Supplemental policies are typically designed to add on to more comprehensive health coverage. They “wrap around” and complement basic health insurance.
For example, a hospital indemnity policy is a supplemental policy that pays cash benefits for each day you’re in the hospital. Usually, however, the cash benefit will be nowhere near the cost of hospital care. Another example is supplemental prescription drug coverage.
In either case, you should carefully evaluate supplemental policies before buying to ensure you aren’t “over-insured” and aren’t paying more than necessary for insurance you’re unlikely to use.
You may also consider buying a Medicare supplemental policy known as “Medigap” if you have Original Medicare.
A Medigap policy is health insurance sold by private insurance companies to fill the “gaps” in Original Medicare coverage and helps pay some of the health care costs that Original Medicare doesn’t cover. There are 12 standard Medigap policies (Medigap Plans A – L), and insurers selling Medigap must follow state and Federal laws designed to protect you.

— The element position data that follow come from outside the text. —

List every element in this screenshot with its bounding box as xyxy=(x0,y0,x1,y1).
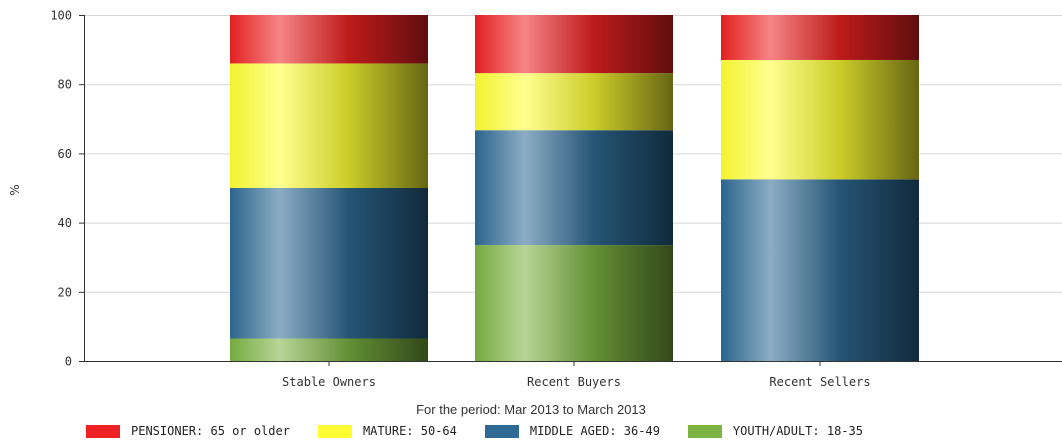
y-tick-label: 0 xyxy=(65,355,72,369)
legend-item-youth-adult[interactable]: YOUTH/ADULT: 18-35 xyxy=(687,424,863,438)
legend-item-mature[interactable]: MATURE: 50-64 xyxy=(317,424,457,438)
x-category-label: Recent Buyers xyxy=(527,375,621,389)
bar-segment[interactable] xyxy=(721,59,919,180)
legend-swatch-mature xyxy=(317,424,352,438)
y-tick-label: 80 xyxy=(58,78,72,92)
legend-label-middle-aged: MIDDLE AGED: 36-49 xyxy=(529,424,660,438)
y-tick-label: 40 xyxy=(58,216,72,230)
bar-segment[interactable] xyxy=(475,15,673,74)
legend-swatch-pensioner xyxy=(86,424,120,438)
y-tick-label: 60 xyxy=(58,147,72,161)
bar-segment[interactable] xyxy=(230,15,428,64)
period-caption: For the period: Mar 2013 to March 2013 xyxy=(416,402,646,417)
bar-segment[interactable] xyxy=(475,130,673,246)
bar-segment[interactable] xyxy=(230,188,428,339)
bar-segment[interactable] xyxy=(475,245,673,361)
bars xyxy=(230,15,919,361)
x-category-label: Recent Sellers xyxy=(769,375,870,389)
legend-swatch-youth-adult xyxy=(687,424,722,438)
legend: PENSIONER: 65 or older MATURE: 50-64 MID… xyxy=(86,424,891,438)
bar-segment[interactable] xyxy=(721,179,919,361)
axes: 0 20 40 60 80 100 Stable Owners Recent Buyers Re… xyxy=(50,9,1062,389)
bar-segment[interactable] xyxy=(230,63,428,188)
y-tick-label: 100 xyxy=(50,9,72,23)
bar-segment[interactable] xyxy=(721,15,919,60)
legend-label-youth-adult: YOUTH/ADULT: 18-35 xyxy=(732,424,863,438)
legend-item-middle-aged[interactable]: MIDDLE AGED: 36-49 xyxy=(484,424,660,438)
stacked-bar-chart: 0 20 40 60 80 100 Stable Owners Recent Buyers Re… xyxy=(8,9,1062,389)
legend-item-pensioner[interactable]: PENSIONER: 65 or older xyxy=(86,424,290,438)
y-tick-label: 20 xyxy=(58,285,72,299)
y-axis-title: % xyxy=(8,184,22,195)
legend-label-mature: MATURE: 50-64 xyxy=(362,424,457,438)
legend-swatch-middle-aged xyxy=(484,424,519,438)
legend-label-pensioner: PENSIONER: 65 or older xyxy=(131,424,290,438)
x-category-label: Stable Owners xyxy=(282,375,376,389)
bar-segment[interactable] xyxy=(230,338,428,361)
bar-segment[interactable] xyxy=(475,73,673,131)
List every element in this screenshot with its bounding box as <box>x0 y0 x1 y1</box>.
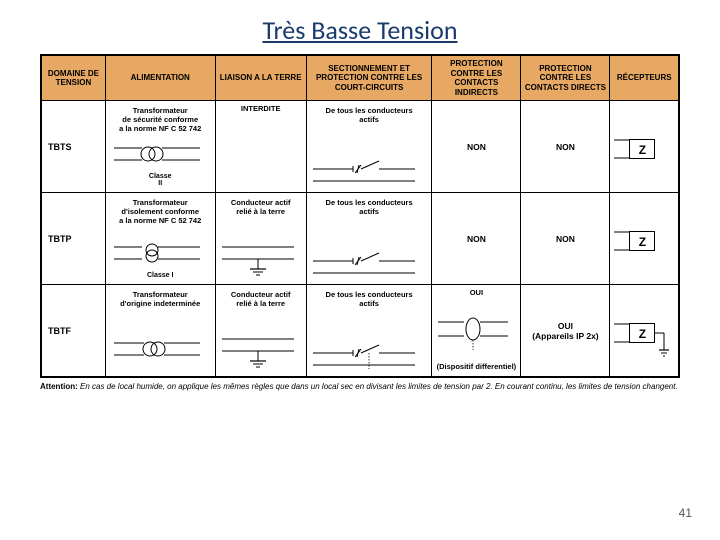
section-text: De tous les conducteurs actifs <box>309 288 430 310</box>
dispositif-label: (Dispositif differentiel) <box>434 360 518 371</box>
liaison-tbtf: Conducteur actif relié à la terre <box>215 285 306 377</box>
alim-text: Transformateur d'isolement conforme a la… <box>108 196 213 227</box>
prot-indirect-tbtp: NON <box>432 193 521 285</box>
recep-tbtp: Z <box>610 193 679 285</box>
liaison-tbts: INTERDITE <box>215 101 306 193</box>
section-text: De tous les conducteurs actifs <box>309 104 430 126</box>
prot-indirect-text: OUI <box>434 288 518 299</box>
table-row: TBTP Transformateur d'isolement conforme… <box>42 193 679 285</box>
row-label-tbtf: TBTF <box>42 285 106 377</box>
alim-text: Transformateur d'origine indeterminée <box>108 288 213 310</box>
recep-tbts: Z <box>610 101 679 193</box>
prot-indirect-tbtf: OUI (Dispositif differentiel) <box>432 285 521 377</box>
table-row: TBTS Transformateur de sécurité conforme… <box>42 101 679 193</box>
section-tbtf: De tous les conducteurs actifs <box>306 285 432 377</box>
transformer-icon <box>108 331 213 371</box>
alim-sub: Classe II <box>108 173 213 187</box>
prot-indirect-tbts: NON <box>432 101 521 193</box>
caption-text: En cas de local humide, on applique les … <box>80 382 678 391</box>
alim-text: Transformateur de sécurité conforme a la… <box>108 104 213 135</box>
caption: Attention: En cas de local humide, on ap… <box>40 382 680 391</box>
alim-tbts: Transformateur de sécurité conforme a la… <box>105 101 215 193</box>
header-prot-indirect: PROTECTION CONTRE LES CONTACTS INDIRECTS <box>432 56 521 101</box>
section-tbtp: De tous les conducteurs actifs <box>306 193 432 285</box>
alim-tbtf: Transformateur d'origine indeterminée <box>105 285 215 377</box>
alim-sub: Classe I <box>108 272 213 279</box>
liaison-text: Conducteur actif relié à la terre <box>218 288 304 310</box>
page-number: 41 <box>679 506 692 520</box>
table-row: TBTF Transformateur d'origine indetermin… <box>42 285 679 377</box>
section-tbts: De tous les conducteurs actifs <box>306 101 432 193</box>
liaison-text: INTERDITE <box>218 104 304 115</box>
row-label-tbts: TBTS <box>42 101 106 193</box>
caption-label: Attention: <box>40 382 78 391</box>
prot-direct-tbts: NON <box>521 101 610 193</box>
row-label-tbtp: TBTP <box>42 193 106 285</box>
earth-icon <box>218 239 304 279</box>
earth-icon <box>218 331 304 371</box>
prot-direct-tbtp: NON <box>521 193 610 285</box>
switch-diff-icon <box>309 341 430 371</box>
liaison-tbtp: Conducteur actif relié à la terre <box>215 193 306 285</box>
switch-icon <box>309 249 430 279</box>
z-box: Z <box>629 323 655 343</box>
header-liaison: LIAISON A LA TERRE <box>215 56 306 101</box>
switch-icon <box>309 157 430 187</box>
transformer-icon: Classe I <box>108 237 213 279</box>
prot-direct-tbtf: OUI (Appareils IP 2x) <box>521 285 610 377</box>
z-box: Z <box>629 139 655 159</box>
header-recepteurs: RÉCEPTEURS <box>610 56 679 101</box>
page-title: Très Basse Tension <box>0 0 720 54</box>
liaison-text: Conducteur actif relié à la terre <box>218 196 304 218</box>
header-domaine: DOMAINE DE TENSION <box>42 56 106 101</box>
header-alimentation: ALIMENTATION <box>105 56 215 101</box>
z-box: Z <box>629 231 655 251</box>
header-prot-direct: PROTECTION CONTRE LES CONTACTS DIRECTS <box>521 56 610 101</box>
differential-icon: (Dispositif differentiel) <box>434 310 518 371</box>
alim-tbtp: Transformateur d'isolement conforme a la… <box>105 193 215 285</box>
tension-table: DOMAINE DE TENSION ALIMENTATION LIAISON … <box>40 54 680 378</box>
header-sectionnement: SECTIONNEMENT ET PROTECTION CONTRE LES C… <box>306 56 432 101</box>
header-row: DOMAINE DE TENSION ALIMENTATION LIAISON … <box>42 56 679 101</box>
recep-tbtf: Z <box>610 285 679 377</box>
transformer-icon: Classe II <box>108 138 213 187</box>
section-text: De tous les conducteurs actifs <box>309 196 430 218</box>
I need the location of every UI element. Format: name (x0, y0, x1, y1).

If you’re enrolled in a Medicare Advantage Plan, you don’t need to buy (and can’t be sold) a Medigap policy. For more information about Medigap policies, visit www.medicare.gov.
Discount plans aren’t health insurance, and they won’t protect you from high medical expenses. Some people may mistake discount health plans for health insurance because of the insurance-like features of these products:
- Discount plans charge a monthly premium, issue an ID card, and offer “coverage” for a broad range of health services.
- Discount plans also typically advertise a network of providers who will discount charges by, say 25% or 30% to people who are cardholders.
- Some people have reported problems getting promised discounts even on smaller-ticket health care services.
Unfortunately, because discount plans aren’t health insurance, insurance regulators often can’t help. A number of state insurance regulators and attorney generals have issued alerts warning people away from discount medical plans.
A number of licensed insurers sell products that have been described by regulators as “stacked” policies. These join together several limited coverage products--for example, an accident-only policy combined with a supplemental hospital policy or dread disease policy and a discount plan.
The combination may sound similar to comprehensive health coverage, but it isn’t.
It can be a challenge to find coverage that meets your health care needs and fits your budget. Health insurance that covers more tends to cost more. Some tips as you are shopping for insurance:
- Do your best to balance the cost (monthly premium) of a policy with the protection it offers.
- Determine what you will have to pay yourself for covered services (deductible, co-insurance, copayments, and out-of-pocket limit).
- Estimate costs for non-covered care (services excluded or limited by the policy) and charges (fees above what the plan recognizes).
- Check whether the plan covers the health care services and medications you require.
- Check whether the plan’s health care providers include your current providers, are located conveniently for you, and are high quality.
- Avoid policies that don’t have some kind of maximum out-of-pocket limit on covered charges.
- Don’t mistake insurance-like products for comprehensive coverage.
- If you have questions, call your state’s Department of Insurance or Consumer Assistance Program.